El convite fúnebre, en la cafetería, es café con torta, y cuando empieza la despedida de duelo, dándole el pésame a los hijos, me acerco donde los suegros de Annemarie, para que también ellos lo hagan, y me quedo con Jasmijn en los brazos; y como consecuencia, enseguida me veo rodeado de un grupo de tíos abuelos haciéndole fiestas a la criatura. Por cierto que mientras tomábamos el café, al anunciar que nuestro Paul (el mayor de la generación de los bisnietos) cumplirá el domingo 16 años, todos reaccionaron sorprendidos, como si no supieran que el tiempo no se detiene.

Al salir del crematorio lo hago a la par que Jos, y él, cuando pasamos al lado de la maestra de ceremonias se despide diciéndole «Tot ziens! [¡Hasta la vista!]», y casi me echo a reír por esa involuntaria muestra de humor negro.

En casa de Annie sólo el círculo más íntimo. En el rincón al fondo del jardín hay dos bancos y una mesita, y alrededor nos sentamos con nuestras copas de vino, Donny, Jan (los fumadores), Maria, Willy, Diny y yo, y allá nos sirven baguette recién horneada y las terrinas de una sopa china de tomate con albóndigas, cocinada por Pim según una receta de su madre. También hay quiche de espinacas, que todo el mundo ataca con devoción, menos yo, que no las he probado en mi vida, soy el antiPopeye por antonomasia.

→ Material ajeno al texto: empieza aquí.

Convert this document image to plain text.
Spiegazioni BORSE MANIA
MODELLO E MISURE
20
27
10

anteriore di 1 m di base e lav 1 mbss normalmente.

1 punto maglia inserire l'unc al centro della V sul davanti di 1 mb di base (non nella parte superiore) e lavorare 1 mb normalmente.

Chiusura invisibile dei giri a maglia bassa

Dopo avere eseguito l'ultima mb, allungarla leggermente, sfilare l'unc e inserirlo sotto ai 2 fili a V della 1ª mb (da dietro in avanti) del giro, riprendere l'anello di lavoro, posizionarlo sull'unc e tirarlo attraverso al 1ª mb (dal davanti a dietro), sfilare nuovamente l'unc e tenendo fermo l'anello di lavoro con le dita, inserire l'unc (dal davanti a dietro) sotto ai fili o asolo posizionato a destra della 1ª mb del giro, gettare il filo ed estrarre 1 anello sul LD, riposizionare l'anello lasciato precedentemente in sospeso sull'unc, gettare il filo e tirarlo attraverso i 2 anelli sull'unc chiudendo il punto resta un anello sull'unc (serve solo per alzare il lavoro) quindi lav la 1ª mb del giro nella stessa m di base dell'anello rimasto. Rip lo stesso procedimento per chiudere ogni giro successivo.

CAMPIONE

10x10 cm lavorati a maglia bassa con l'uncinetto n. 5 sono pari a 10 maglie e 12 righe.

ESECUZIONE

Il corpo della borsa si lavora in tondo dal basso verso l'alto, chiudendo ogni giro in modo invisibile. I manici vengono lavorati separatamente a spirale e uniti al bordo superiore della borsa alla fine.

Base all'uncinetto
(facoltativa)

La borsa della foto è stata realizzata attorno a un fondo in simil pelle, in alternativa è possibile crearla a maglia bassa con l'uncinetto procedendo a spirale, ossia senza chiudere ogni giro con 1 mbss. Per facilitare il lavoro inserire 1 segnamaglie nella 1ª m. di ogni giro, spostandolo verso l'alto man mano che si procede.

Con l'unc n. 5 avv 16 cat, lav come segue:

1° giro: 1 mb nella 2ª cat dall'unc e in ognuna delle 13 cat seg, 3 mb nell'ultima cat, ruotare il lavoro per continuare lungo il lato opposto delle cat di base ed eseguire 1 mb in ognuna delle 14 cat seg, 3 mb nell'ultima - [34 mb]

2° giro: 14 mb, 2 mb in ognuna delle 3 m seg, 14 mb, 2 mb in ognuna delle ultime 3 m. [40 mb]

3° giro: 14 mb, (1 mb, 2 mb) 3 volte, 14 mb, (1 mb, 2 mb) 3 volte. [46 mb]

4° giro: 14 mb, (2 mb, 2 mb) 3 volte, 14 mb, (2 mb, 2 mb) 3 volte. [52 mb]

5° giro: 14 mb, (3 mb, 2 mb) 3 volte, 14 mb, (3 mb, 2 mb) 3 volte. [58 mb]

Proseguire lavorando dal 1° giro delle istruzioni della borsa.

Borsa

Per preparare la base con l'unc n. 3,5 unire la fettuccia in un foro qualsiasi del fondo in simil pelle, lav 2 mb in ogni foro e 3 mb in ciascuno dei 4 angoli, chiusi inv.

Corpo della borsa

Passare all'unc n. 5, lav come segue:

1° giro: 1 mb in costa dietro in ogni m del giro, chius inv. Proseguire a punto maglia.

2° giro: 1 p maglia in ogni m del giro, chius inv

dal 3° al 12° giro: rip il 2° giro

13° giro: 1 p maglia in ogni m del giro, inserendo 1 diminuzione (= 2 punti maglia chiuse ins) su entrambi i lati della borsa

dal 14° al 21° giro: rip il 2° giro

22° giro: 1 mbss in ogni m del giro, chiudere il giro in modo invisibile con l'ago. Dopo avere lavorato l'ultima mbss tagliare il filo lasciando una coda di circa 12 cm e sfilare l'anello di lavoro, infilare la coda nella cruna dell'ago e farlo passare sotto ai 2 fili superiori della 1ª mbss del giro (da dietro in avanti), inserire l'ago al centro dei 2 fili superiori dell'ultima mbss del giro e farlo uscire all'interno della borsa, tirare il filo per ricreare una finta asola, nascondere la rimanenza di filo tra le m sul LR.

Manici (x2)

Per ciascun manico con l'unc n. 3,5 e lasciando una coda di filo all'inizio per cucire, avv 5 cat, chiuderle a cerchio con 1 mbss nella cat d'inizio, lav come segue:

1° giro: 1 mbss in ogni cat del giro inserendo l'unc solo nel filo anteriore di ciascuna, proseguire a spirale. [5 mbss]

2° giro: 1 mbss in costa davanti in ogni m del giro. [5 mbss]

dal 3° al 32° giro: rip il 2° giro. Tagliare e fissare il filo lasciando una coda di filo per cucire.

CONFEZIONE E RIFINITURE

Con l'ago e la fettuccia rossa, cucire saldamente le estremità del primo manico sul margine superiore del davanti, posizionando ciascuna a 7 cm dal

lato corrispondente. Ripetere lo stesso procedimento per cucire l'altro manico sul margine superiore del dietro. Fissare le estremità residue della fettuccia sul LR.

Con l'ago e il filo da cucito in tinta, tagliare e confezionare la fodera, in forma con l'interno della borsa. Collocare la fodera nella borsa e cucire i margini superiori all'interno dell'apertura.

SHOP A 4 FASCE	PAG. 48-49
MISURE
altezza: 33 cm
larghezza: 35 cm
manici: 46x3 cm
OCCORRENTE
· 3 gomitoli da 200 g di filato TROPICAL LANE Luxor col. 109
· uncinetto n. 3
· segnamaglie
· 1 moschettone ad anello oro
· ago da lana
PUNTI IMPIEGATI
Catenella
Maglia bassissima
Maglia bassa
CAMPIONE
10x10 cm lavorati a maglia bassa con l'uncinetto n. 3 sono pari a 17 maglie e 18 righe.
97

Estamos de regreso a las 6:02 pm en Colonia, y los siento tan conmocionados a los tres, Diny, Rebeca y Chico, que decido invitarlos a cenar donde quieran (les di a elegir entre La Modicana o bien Orquídea, el chino de Rodenkirchen, y ellos eligieron la primera opción); no podíamos terminar el día dejándonos Chico en nuestra casa y a Rebeca en la suya, teníamos que trabajar juntos el duelo. Duelo grande, porque es la primera de los once Hansen de su generación que desaparece, la más joven de las seis mujeres, la número ocho del grupo de once hermanos. Y para Rebeca, además, alguien entrañable, porque Rebeca llegó a la casa de los Hansen como primera nieta y casi duodécimo hijo de mi suegra, y al llegar como que destronaba a la más niña de las mujeres Hansen, que era Annie, pero sucedió todo lo contrario: aquella Annie de 16 años encontró en Rebeca a esa hermana pequeña que su madre le había negado pariendo tres varones después de parirla a ella. Y Annie y Rebeca han sido las mejores amigas que imaginarse pueda, y todavía en agosto del año pasado, por ejemplo, con Annie ya sentenciada por el cáncer, se fueron juntas de vacaciones, es decir, de todo ese sistema de vasos comunicantes de los Hansen, el mejor exponente de ósmosis afectiva entre dos generaciones fue (es) el de Annie con mi hija.

Cuando ella y Chico nos dejan en casa, todos estamos un poco más aliviados, ha sido una buena idea la de ir a cenar juntos esta noche.